Least awful parking
Dear Editor:
Everyone affected by parking enforcement in Berkeley Springs needs to clearly understand that we will never reach a perfect solution because there are simply not enough parking spaces available directly outside the businesses that need them. We are therefore left with trying to choose the “least awful alternative.”
Poorly enforced, no enforced parking or ridiculously low meter fees causes the upstairs apartment renters and downtown business employees to homestead the best parking spots. Tourist customers then cannot find parking spots, except on the back streets, which most won’t take because they come from a crime-ridden city where a block is the difference between life and death.
Good parking enforcement pushes the renters and business employees off the prime spots and prevents homesteading because they get too many tickets and therefore opens up parking for tourist customers.
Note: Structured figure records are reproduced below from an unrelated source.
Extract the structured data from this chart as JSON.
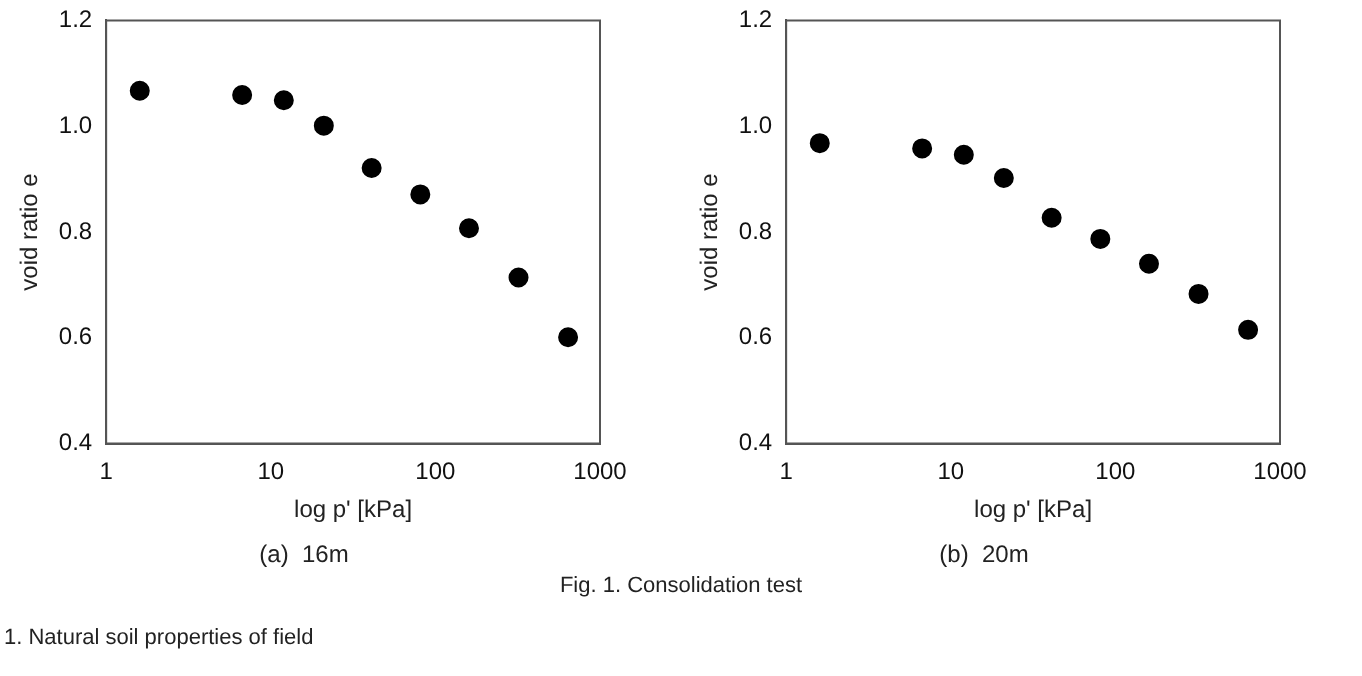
{
  "chart_data": [
    {
      "type": "scatter",
      "title": "(a)  16m",
      "xlabel": "log p' [kPa]",
      "ylabel": "void ratio e",
      "log": "x",
      "grid": false,
      "legend": false,
      "marker": "circle",
      "x": [
        1.6,
        6.7,
        12,
        21,
        41,
        81,
        160,
        320,
        640
      ],
      "series": [
        {
          "color": "#000000",
          "values": [
            1.067,
            1.059,
            1.049,
            1.001,
            0.921,
            0.871,
            0.807,
            0.714,
            0.601
          ]
        }
      ],
      "xlim": [
        1,
        1000
      ],
      "xticks": [
        1,
        10,
        100,
        1000
      ],
      "ylim": [
        0.4,
        1.2
      ],
      "yticks": [
        {
          "value": 0.4,
          "label": "0.4"
        },
        {
          "value": 0.6,
          "label": "0.6"
        },
        {
          "value": 0.8,
          "label": "0.8"
        },
        {
          "value": 1.0,
          "label": "1.0"
        },
        {
          "value": 1.2,
          "label": "1.2"
        }
      ],
      "annotations": [
        "Fig. 1. Consolidation test",
        "1. Natural soil properties of field"
      ]
    },
    {
      "type": "scatter",
      "title": "(b)  20m",
      "xlabel": "log p' [kPa]",
      "ylabel": "void ratio e",
      "log": "x",
      "grid": false,
      "legend": false,
      "marker": "circle",
      "x": [
        1.6,
        6.7,
        12,
        21,
        41,
        81,
        160,
        320,
        640
      ],
      "series": [
        {
          "color": "#000000",
          "values": [
            0.968,
            0.958,
            0.946,
            0.902,
            0.827,
            0.787,
            0.74,
            0.683,
            0.615
          ]
        }
      ],
      "xlim": [
        1,
        1000
      ],
      "xticks": [
        1,
        10,
        100,
        1000
      ],
      "ylim": [
        0.4,
        1.2
      ],
      "yticks": [
        {
          "value": 0.4,
          "label": "0.4"
        },
        {
          "value": 0.6,
          "label": "0.6"
        },
        {
          "value": 0.8,
          "label": "0.8"
        },
        {
          "value": 1.0,
          "label": "1.0"
        },
        {
          "value": 1.2,
          "label": "1.2"
        }
      ]
    }
  ]
}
Additionally, meters and small fines fund a big portion of the police department, which does a good job of keeping the streets safe and prevents the illegal drug pushers and users from hanging around the downtown area and scaring off the tourists.
The junction of two major highways that makes Berkeley Springs an outstanding retail location also makes it a fine one-square-mile location for peddling illegal drugs. Sure, I’ll concede that illegal drug selling does go on in Berkeley Springs, but the Police Department makes sure the pushers stay moving, low profile and low profit, and when they don’t the drug pusher ends up sleeping on an exercise mat over at the Eastern Regional Jail in Martinsburg.
We cannot avoid the basic facts of the downtown parking problem. The current solution has developed over the years for some very good reasons, and merchants wanting no enforcement had better watch out or they might get what they ask for.